How though can last season’s undisputed player of the year have been deemed surplus to requirements? It is no secret that Feeney is on a good wage, but it is one he more than earned during Grayson’s disastrous second stint at the helm. Quite simply, it is viewed that his salary can be better spent elsewhere on players with the kind of age and coachability that underpin the profile of Critchley’s recruits this summer. I do though view the gradual ebbing away of ‘been there, done it’ experience from the squad as a significant mistake; who when their confidence is low will the likes of Bez Lubala, C J Hamilton, Jerry Yates, Sullay Kaikai et al turn to on the pitch and training field for sage-like words of wisdom and advice?
Favouring a 4-3-3 system that plays out from the back Critchley could not realistically accommodate a Feeney more attuned to the dramatically different 3-5-2 used last season. Playing a formation that neither encourages old-fashioned wing play nor the use of a target man has given the manager additional ammunition to dispense with Feeney’s services, but also places the future of Madine, another big earner, in some doubt.
Flattering to deceive throughout his career, including in his dozen or so appearances for Blackpool, Madine is a divisive character who has at times had more baggage than a Manchester Airport carousel. It is though the type of experience that he and Feeney give the club that is draining away; whilst still to justify the significant salary granted to him by Sadler in an attempt to rescue Grayson’s managerial tenure Madine still represents on his day the type of match winner otherwise missing from what is a callow Blackpool squad. It is though not unrealistic to assume that Critchley wants to jettison the 30-year old but finding another suitor in the current climate willing to match his salary is another thing entirely.

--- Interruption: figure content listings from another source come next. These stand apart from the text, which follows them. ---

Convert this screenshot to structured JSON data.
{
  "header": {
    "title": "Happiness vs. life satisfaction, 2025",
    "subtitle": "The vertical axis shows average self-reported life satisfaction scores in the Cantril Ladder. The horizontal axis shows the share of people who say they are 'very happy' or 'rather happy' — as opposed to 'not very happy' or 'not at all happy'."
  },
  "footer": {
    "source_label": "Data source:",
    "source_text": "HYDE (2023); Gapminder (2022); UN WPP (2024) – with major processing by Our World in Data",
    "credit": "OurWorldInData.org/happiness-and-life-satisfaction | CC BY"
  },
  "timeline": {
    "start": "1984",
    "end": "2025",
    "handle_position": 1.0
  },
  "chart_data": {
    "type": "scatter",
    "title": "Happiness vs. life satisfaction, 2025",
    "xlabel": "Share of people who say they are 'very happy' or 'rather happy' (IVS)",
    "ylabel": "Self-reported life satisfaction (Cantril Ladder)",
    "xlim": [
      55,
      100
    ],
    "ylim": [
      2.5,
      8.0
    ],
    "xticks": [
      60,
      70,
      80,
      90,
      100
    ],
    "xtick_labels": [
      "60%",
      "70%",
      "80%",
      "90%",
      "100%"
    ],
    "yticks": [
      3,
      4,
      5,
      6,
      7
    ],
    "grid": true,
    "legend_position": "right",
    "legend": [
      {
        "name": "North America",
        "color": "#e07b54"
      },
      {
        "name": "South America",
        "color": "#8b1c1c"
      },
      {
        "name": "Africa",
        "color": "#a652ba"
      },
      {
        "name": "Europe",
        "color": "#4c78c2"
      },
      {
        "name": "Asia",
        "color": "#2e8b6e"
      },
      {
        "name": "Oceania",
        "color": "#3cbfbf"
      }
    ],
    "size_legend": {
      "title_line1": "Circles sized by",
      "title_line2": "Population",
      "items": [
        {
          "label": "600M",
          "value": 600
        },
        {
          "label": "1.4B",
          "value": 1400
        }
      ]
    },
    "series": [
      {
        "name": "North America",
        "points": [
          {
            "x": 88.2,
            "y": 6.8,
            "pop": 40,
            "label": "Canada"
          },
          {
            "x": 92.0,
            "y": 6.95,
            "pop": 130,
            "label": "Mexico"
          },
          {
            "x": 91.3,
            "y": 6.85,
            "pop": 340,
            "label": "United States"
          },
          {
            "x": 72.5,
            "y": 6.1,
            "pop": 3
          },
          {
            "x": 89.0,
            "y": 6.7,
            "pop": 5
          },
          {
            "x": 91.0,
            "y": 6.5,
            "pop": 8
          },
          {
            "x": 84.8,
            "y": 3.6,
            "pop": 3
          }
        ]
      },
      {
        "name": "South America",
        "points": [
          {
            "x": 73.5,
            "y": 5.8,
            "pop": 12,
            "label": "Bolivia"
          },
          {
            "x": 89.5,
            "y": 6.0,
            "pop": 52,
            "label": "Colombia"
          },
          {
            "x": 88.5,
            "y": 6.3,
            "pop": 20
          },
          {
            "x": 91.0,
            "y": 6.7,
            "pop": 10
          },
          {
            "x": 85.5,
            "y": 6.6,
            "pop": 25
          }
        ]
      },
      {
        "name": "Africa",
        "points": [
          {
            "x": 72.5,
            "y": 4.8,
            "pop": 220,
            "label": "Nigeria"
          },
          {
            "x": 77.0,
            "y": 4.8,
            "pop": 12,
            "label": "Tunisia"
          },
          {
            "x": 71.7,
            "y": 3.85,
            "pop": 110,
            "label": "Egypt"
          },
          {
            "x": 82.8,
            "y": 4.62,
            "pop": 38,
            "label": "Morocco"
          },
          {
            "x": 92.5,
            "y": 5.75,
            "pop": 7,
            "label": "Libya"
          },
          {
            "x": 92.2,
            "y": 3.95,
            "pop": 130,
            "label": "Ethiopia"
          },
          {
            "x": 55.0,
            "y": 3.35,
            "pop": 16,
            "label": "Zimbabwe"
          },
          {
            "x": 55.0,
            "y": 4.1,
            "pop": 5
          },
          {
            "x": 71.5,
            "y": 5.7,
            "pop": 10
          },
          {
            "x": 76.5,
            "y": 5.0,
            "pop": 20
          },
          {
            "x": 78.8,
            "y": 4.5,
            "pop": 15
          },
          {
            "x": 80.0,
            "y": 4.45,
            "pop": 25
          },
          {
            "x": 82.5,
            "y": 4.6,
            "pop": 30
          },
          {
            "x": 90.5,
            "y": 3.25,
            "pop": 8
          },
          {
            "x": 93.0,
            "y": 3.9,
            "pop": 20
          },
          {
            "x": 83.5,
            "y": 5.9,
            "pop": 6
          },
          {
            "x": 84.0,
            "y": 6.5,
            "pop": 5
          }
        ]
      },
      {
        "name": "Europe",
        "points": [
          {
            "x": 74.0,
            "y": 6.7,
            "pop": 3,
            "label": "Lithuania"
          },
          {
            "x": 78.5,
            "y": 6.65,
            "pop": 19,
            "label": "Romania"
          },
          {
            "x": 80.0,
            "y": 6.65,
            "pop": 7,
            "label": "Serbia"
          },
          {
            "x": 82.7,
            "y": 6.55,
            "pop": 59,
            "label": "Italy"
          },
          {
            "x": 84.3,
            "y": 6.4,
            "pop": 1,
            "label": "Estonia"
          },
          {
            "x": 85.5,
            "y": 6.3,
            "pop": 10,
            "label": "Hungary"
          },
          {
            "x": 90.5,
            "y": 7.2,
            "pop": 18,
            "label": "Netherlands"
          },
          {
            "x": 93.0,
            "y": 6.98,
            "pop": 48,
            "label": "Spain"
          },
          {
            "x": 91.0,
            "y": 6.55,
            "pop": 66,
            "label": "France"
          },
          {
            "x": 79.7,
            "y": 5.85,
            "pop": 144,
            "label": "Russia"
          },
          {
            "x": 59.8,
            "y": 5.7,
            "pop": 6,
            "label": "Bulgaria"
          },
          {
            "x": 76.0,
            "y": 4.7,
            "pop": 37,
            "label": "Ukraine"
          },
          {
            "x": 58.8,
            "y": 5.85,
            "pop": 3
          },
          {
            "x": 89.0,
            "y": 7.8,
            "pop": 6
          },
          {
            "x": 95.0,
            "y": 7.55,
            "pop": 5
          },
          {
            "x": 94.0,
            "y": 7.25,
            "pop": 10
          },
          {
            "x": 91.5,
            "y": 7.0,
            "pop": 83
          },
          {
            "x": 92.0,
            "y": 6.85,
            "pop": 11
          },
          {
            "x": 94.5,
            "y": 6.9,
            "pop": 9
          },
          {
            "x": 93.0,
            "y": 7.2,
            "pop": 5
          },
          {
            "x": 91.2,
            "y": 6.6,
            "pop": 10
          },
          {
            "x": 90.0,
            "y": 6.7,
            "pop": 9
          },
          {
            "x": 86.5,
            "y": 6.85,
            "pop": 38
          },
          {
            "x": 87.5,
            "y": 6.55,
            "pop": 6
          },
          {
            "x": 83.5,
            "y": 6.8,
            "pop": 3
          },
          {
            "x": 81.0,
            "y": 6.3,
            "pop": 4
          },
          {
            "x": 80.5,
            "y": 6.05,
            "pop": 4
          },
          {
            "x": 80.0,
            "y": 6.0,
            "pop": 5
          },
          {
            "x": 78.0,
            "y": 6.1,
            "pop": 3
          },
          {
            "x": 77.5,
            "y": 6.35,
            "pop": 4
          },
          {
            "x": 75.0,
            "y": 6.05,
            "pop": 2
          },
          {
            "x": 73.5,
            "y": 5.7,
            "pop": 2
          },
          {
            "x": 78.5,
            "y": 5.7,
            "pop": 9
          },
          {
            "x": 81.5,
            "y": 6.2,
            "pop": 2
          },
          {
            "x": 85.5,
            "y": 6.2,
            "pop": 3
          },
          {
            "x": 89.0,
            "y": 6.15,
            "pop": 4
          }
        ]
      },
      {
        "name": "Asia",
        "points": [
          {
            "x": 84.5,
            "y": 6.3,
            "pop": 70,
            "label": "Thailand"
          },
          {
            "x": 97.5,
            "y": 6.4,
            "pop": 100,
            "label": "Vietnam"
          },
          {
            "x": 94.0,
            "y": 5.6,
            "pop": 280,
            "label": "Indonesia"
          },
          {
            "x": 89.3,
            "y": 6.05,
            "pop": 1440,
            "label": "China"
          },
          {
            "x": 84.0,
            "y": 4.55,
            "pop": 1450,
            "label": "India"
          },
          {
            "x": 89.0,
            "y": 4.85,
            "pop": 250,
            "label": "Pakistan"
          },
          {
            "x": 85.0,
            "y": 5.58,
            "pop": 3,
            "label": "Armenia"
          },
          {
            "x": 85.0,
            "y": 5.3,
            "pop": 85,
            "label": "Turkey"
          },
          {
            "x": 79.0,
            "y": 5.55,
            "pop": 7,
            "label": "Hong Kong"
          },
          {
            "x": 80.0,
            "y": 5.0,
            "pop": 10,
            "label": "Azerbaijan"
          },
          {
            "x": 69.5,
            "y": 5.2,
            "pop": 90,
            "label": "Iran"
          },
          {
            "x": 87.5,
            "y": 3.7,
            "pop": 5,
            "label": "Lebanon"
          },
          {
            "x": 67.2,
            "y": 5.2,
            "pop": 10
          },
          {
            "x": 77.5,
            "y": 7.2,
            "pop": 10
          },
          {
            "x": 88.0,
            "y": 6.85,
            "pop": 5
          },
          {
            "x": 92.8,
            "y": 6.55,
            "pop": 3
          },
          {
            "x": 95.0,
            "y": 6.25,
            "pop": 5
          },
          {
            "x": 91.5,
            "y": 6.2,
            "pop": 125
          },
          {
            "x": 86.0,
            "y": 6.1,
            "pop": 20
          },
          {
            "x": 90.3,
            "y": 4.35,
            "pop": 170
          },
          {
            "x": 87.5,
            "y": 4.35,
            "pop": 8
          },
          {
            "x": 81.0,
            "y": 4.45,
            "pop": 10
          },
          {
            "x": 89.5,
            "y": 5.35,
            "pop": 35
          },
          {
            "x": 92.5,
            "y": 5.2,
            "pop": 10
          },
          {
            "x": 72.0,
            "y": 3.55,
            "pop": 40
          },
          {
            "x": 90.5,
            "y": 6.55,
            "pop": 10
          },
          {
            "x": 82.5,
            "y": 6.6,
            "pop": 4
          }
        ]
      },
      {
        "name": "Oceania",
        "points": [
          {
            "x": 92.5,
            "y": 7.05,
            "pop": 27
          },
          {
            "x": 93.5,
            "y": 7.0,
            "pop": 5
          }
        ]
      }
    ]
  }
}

Whether Madine stays or goes is an aside to a methodology the club is now working to, but also represents a worrying trend of placing youngsters in positions of responsibility arguably before they are ready to do so on a full time, match after match basis. The squad still lacks a commanding, experienced centre back and reflects the loss over recent seasons of Curtis Tilt, Ben Heneghan, Taylor Moore, Clark Robertson, and even Ryan Edwards. A lack of a Gary Brabin/Andy Morrison-esque midfield enforcer highlights that a waning Jay Spearing is still to be replaced. If Critchley cannot or will not accommodate Madine into his modus operandi Blackpool still require an experience proponent versed with all the necessary wiles and guile for the final third.
I understand that the advent of Covid-19 has ripped up the rule book and placed previously unimaginable burdens on football clubs of all sizes, but the convenience of the salary cap and restrictions on squad size to Critchley’s ‘rip it up and start again’ mindset does not sit easily with me, amid so much churn of personnel and the loss of respected players like Feeney who had already proven able to more than earn their keep.
There of course may be a spate of incoming transfers which staunch my concern and pessimism, but players at this late stage of the year still without a club will not necessarily be of the standard which improves upon what the club already has. It will instead be left to the relatively vintage Ollie Turton and Chris Maxwell to rally the troops and lead by example but with neither being overly verbose, the lack of atmosphere in all but empty stadia will give both the opportunity a unique chance to be overheard by their teammates. Only the unfolding season will tell if this will be enough for an otherwise young team to prosper in the unforgiving hurly burly and pell mell of third tier football.